Baseball is a business. That bulletin is coming as big news, for some reason, in Minnesota. Today, Star Tribune columnist Nick Coleman characterized the players the Twins received for Johan Santana as stiffs no 5th grader has ever heard of before. The obvious question, which nobody seems to be asking in the wake of the Santana trade to the Mets: if you don’t know who they are, how do you know they’re stiffs?
I get the whole “we’ll miss Johan” thing, but Coleman refers to the trade as Carl Pohlad giving the fans the finger with an “Ol’ Scrooge play.” Maybe. But it also ignores the fact that an “Old Scrooge play” is what got Santana on the Twins roster in the first place. It’s also worth noting that Johan Santana was the one who set the deadline and it was Johan Santana who decided he couldn’t make ends meet on $13 million a year. So why is Carl Pohlad the bad guy?

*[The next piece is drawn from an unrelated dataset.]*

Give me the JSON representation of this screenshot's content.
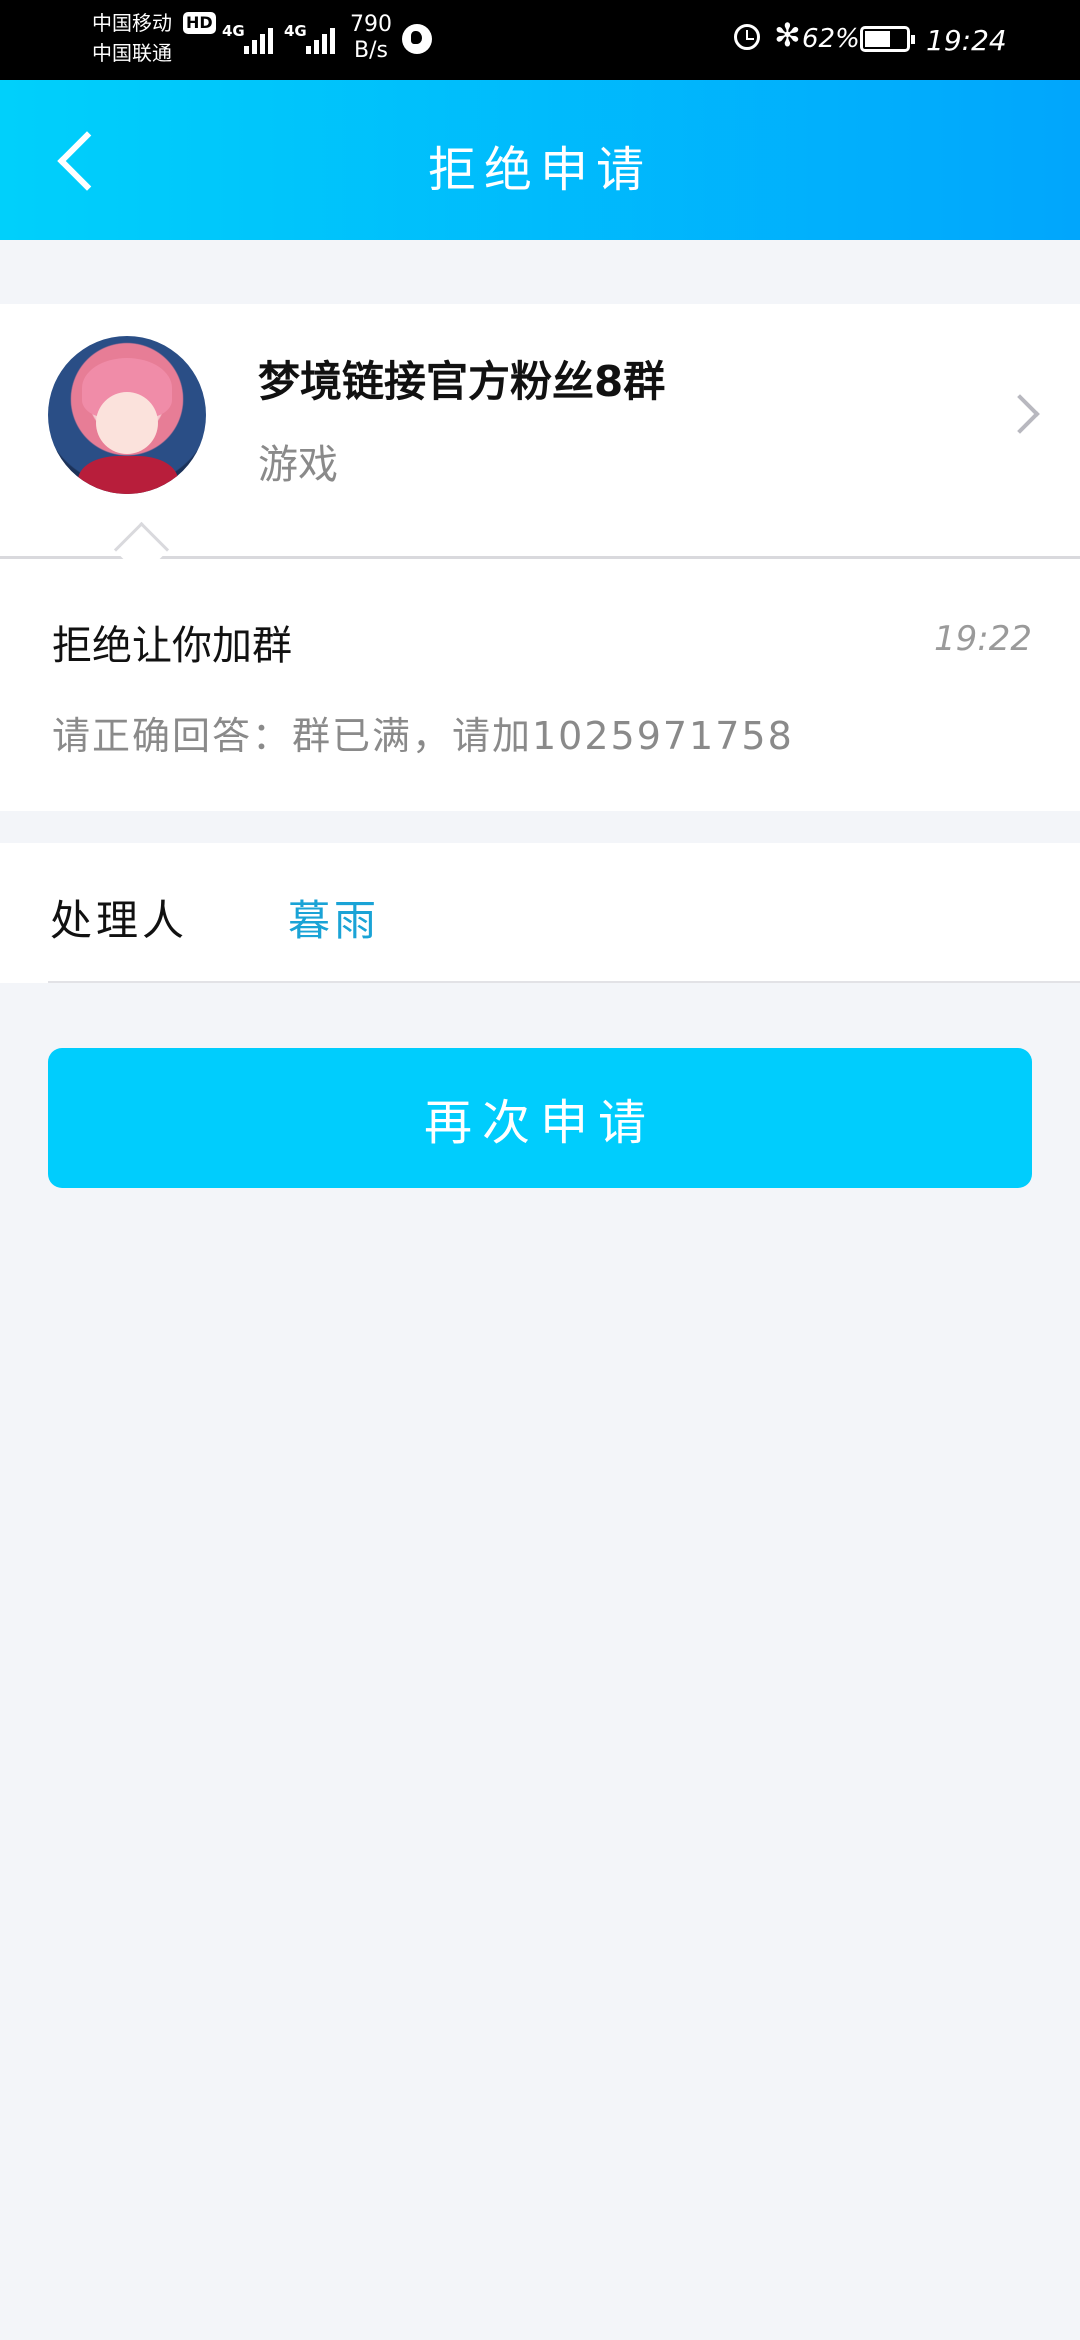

Over at The Hardball Times, a blog for people who really do know how baseball works, Victor Wang pulls out the calculator and dives into the long-term ramifications of the trade (Remember: Santana is signing a 7-year deal with the Mets and 7 years from now, Santana is not going to be a 29 year old).
Concludes Wang:
… the Twins were not ripped off as many claim. However, I would not say that the Twins won the deal outright, as the raw prospect value numbers show. When we include the four factors mentioned above into our evaluation, I would say that the Mets come out as slight winners; the extent of their edge depends on what happens with the contract negotiations with Santana.
If I were a Twins fan, I would be slightly disappointed by the fact that the rumors of the Boston and New York proposals did not come true. Still, the Twins did come away with good value in this trade.
For the record, Johan Santana asked for more than $20 million a year, and didn’t think once about what his leaving would mean to Minnesota’s 5th graders.